Ardından şöyle denildi:
“Olağan dönemlerde de aranan, failin bilgi düzeyi, gördüğü eğitim, yaşı, rütbe ve görevi, içinde bulunduğu sosyal ve kültürel çevre koşulları gibi kriterlerin, siyasi tarihi itibarıyla darbe geleneğinin demokrasi kültüründen daha baskın olduğu ülkede suç tarihi itibariyle yaşanan kalkışmanın olağanüstü şartları nazara alınarak değerlendirilmesi, mevcut irade ve bilgisini, eylemin haksızlığını algılama, davranışlarını bu algılama doğrultusunda yönlendirme ve böylece haksızlığı tercih etmeme bakımından kendisinden beklenebilen tercih ve tutum noktasında kullanıp kullanmadığı değerlendirilerek belirlenmelidir. Bu değerlendirmeler yapılırken, askeri hiyerarşinin en altında yer alan erler ile rütbeli personelin ‘ast’ kavramına bağlanan hukuki sonuçlar bakımından aynı değerlendirmelere tabi tutulamayacağı da gözetilmelidir.”
KARARLARDA BÜYÜK FARK
Özetle Yargıtay, “Emri veren general ile emri yerine getiren alt rütbelere ceza verilemez” dedi.

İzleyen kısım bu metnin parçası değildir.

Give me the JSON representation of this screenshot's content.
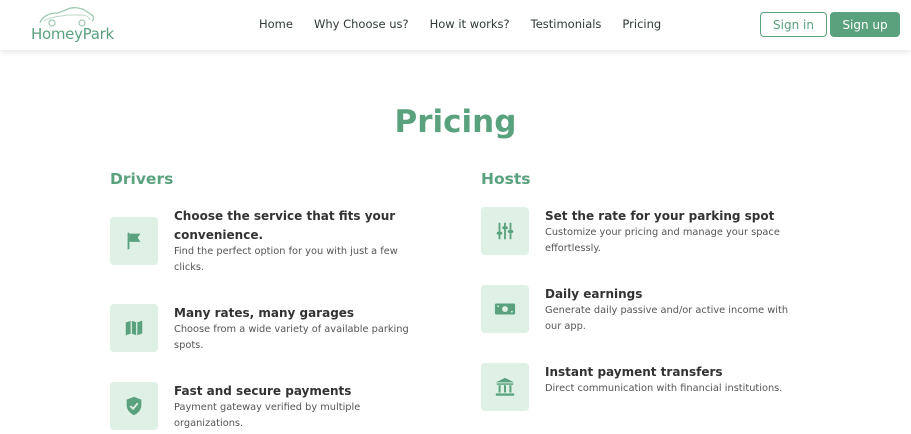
{
  "header": {
    "logo_text": "HomeyPark",
    "nav": [
      "Home",
      "Why Choose us?",
      "How it works?",
      "Testimonials",
      "Pricing"
    ],
    "signin_label": "Sign in",
    "signup_label": "Sign up"
  },
  "page": {
    "title": "Pricing"
  },
  "drivers": {
    "heading": "Drivers",
    "items": [
      {
        "icon": "flag-icon",
        "title": "Choose the service that fits your convenience.",
        "desc": "Find the perfect option for you with just a few clicks."
      },
      {
        "icon": "map-icon",
        "title": "Many rates, many garages",
        "desc": "Choose from a wide variety of available parking spots."
      },
      {
        "icon": "shield-check-icon",
        "title": "Fast and secure payments",
        "desc": "Payment gateway verified by multiple organizations."
      }
    ]
  },
  "hosts": {
    "heading": "Hosts",
    "items": [
      {
        "icon": "sliders-icon",
        "title": "Set the rate for your parking spot",
        "desc": "Customize your pricing and manage your space effortlessly."
      },
      {
        "icon": "money-icon",
        "title": "Daily earnings",
        "desc": "Generate daily passive and/or active income with our app."
      },
      {
        "icon": "bank-icon",
        "title": "Instant payment transfers",
        "desc": "Direct communication with financial institutions."
      }
    ]
  },
  "colors": {
    "accent": "#5aa27d",
    "icon_bg": "#dff0e5",
    "text": "#333333"
  }
}
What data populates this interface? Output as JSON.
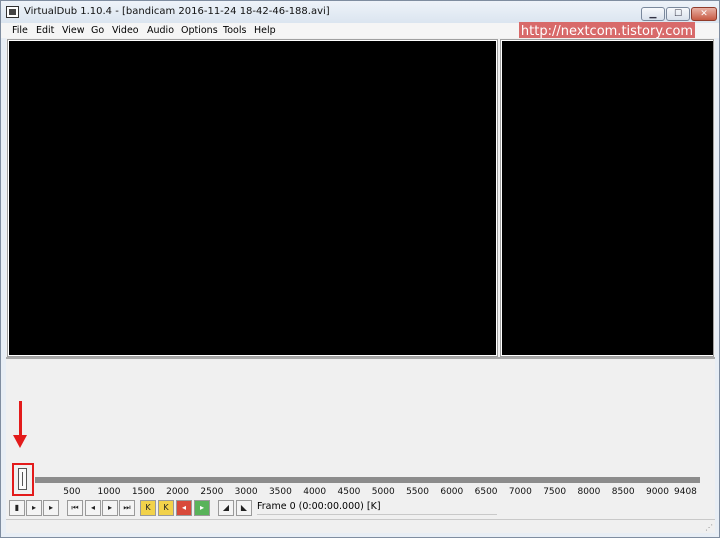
{
  "window": {
    "title": "VirtualDub 1.10.4 - [bandicam 2016-11-24 18-42-46-188.avi]",
    "minimize_glyph": "▁",
    "maximize_glyph": "☐",
    "close_glyph": "✕"
  },
  "menu": [
    "File",
    "Edit",
    "View",
    "Go",
    "Video",
    "Audio",
    "Options",
    "Tools",
    "Help"
  ],
  "watermark": "http://nextcom.tistory.com",
  "timeline": {
    "ticks": [
      "500",
      "1000",
      "1500",
      "2000",
      "2500",
      "3000",
      "3500",
      "4000",
      "4500",
      "5000",
      "5500",
      "6000",
      "6500",
      "7000",
      "7500",
      "8000",
      "8500",
      "9000",
      "9408"
    ],
    "total_frames": 9408,
    "current_frame": 0
  },
  "toolbar": {
    "buttons": [
      {
        "name": "stop",
        "glyph": "▮",
        "style": ""
      },
      {
        "name": "play-input",
        "glyph": "▸",
        "style": ""
      },
      {
        "name": "play-output",
        "glyph": "▸",
        "style": ""
      },
      {
        "name": "start",
        "glyph": "⏮",
        "style": ""
      },
      {
        "name": "prev-frame",
        "glyph": "◂",
        "style": ""
      },
      {
        "name": "next-frame",
        "glyph": "▸",
        "style": ""
      },
      {
        "name": "end",
        "glyph": "⏭",
        "style": ""
      },
      {
        "name": "prev-key",
        "glyph": "K",
        "style": "yellow"
      },
      {
        "name": "next-key",
        "glyph": "K",
        "style": "yellow"
      },
      {
        "name": "scene-back",
        "glyph": "◂",
        "style": "red"
      },
      {
        "name": "scene-fwd",
        "glyph": "▸",
        "style": "green"
      },
      {
        "name": "mark-in",
        "glyph": "◢",
        "style": ""
      },
      {
        "name": "mark-out",
        "glyph": "◣",
        "style": ""
      }
    ],
    "frame_text": "Frame 0 (0:00:00.000) [K]"
  },
  "colors": {
    "annotation": "#e31b1b",
    "watermark_bg": "#d86a6a",
    "pane_bg": "#000000"
  }
}
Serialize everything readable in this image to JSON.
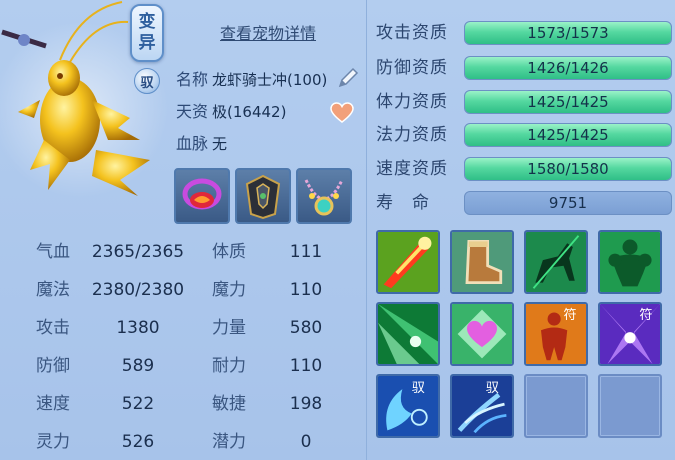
{
  "pet_panel": {
    "mutant_badge": [
      "变",
      "异"
    ],
    "tame_badge": "驭",
    "detail_link": "查看宠物详情",
    "name": {
      "label": "名称",
      "value": "龙虾骑士冲(100)"
    },
    "talent": {
      "label": "天资",
      "value": "极(16442)"
    },
    "bloodline": {
      "label": "血脉",
      "value": "无"
    },
    "equipment": [
      "collar-equip-icon",
      "armor-equip-icon",
      "amulet-equip-icon"
    ]
  },
  "stats": [
    {
      "left_label": "气血",
      "left_value": "2365/2365",
      "right_label": "体质",
      "right_value": "111"
    },
    {
      "left_label": "魔法",
      "left_value": "2380/2380",
      "right_label": "魔力",
      "right_value": "110"
    },
    {
      "left_label": "攻击",
      "left_value": "1380",
      "right_label": "力量",
      "right_value": "580"
    },
    {
      "left_label": "防御",
      "left_value": "589",
      "right_label": "耐力",
      "right_value": "110"
    },
    {
      "left_label": "速度",
      "left_value": "522",
      "right_label": "敏捷",
      "right_value": "198"
    },
    {
      "left_label": "灵力",
      "left_value": "526",
      "right_label": "潜力",
      "right_value": "0"
    }
  ],
  "aptitudes": [
    {
      "label": "攻击资质",
      "value": "1573/1573",
      "fill": 1.0
    },
    {
      "label": "防御资质",
      "value": "1426/1426",
      "fill": 1.0
    },
    {
      "label": "体力资质",
      "value": "1425/1425",
      "fill": 1.0
    },
    {
      "label": "法力资质",
      "value": "1425/1425",
      "fill": 1.0
    },
    {
      "label": "速度资质",
      "value": "1580/1580",
      "fill": 1.0
    }
  ],
  "lifespan": {
    "label": "寿　命",
    "value": "9751"
  },
  "skills": [
    {
      "icon": "blade-skill-icon",
      "badge": ""
    },
    {
      "icon": "boot-skill-icon",
      "badge": ""
    },
    {
      "icon": "horse-skill-icon",
      "badge": ""
    },
    {
      "icon": "muscle-skill-icon",
      "badge": ""
    },
    {
      "icon": "green-light-skill-icon",
      "badge": ""
    },
    {
      "icon": "heart-skill-icon",
      "badge": ""
    },
    {
      "icon": "figure-skill-icon",
      "badge": "符"
    },
    {
      "icon": "purple-burst-skill-icon",
      "badge": "符"
    },
    {
      "icon": "wave-skill-icon",
      "badge": "驭"
    },
    {
      "icon": "claw-skill-icon",
      "badge": "驭"
    }
  ],
  "colors": {
    "background": "#b3cdef",
    "bar_fill": "#3fcc8f",
    "skill_border": "#3f6aa8"
  }
}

Peki medyamızın tavrı ne oldu?
Çoğu söz konusu kararı görmezden gelirken, görenler de bu kadar bozma, tahliye ve gerekçeler yerine 11 sanığın veya 51 sanığın cezasının onanmasını ön plana çıkardı.
Şunu da hatırlatalım.
2018’de tüm sanıklara ceza yağdıran Mahkemenin Başkanı Yargıtay üyesi yapıldı.
3 yıl sonra ise onun verdiği kararlarının büyük bölümü Yargıtay tarafından bozuldu.
Mahkemelerin kararları arasındaki büyük farkı göstermesi açısından çok çarpıcı bir örnek değil mi?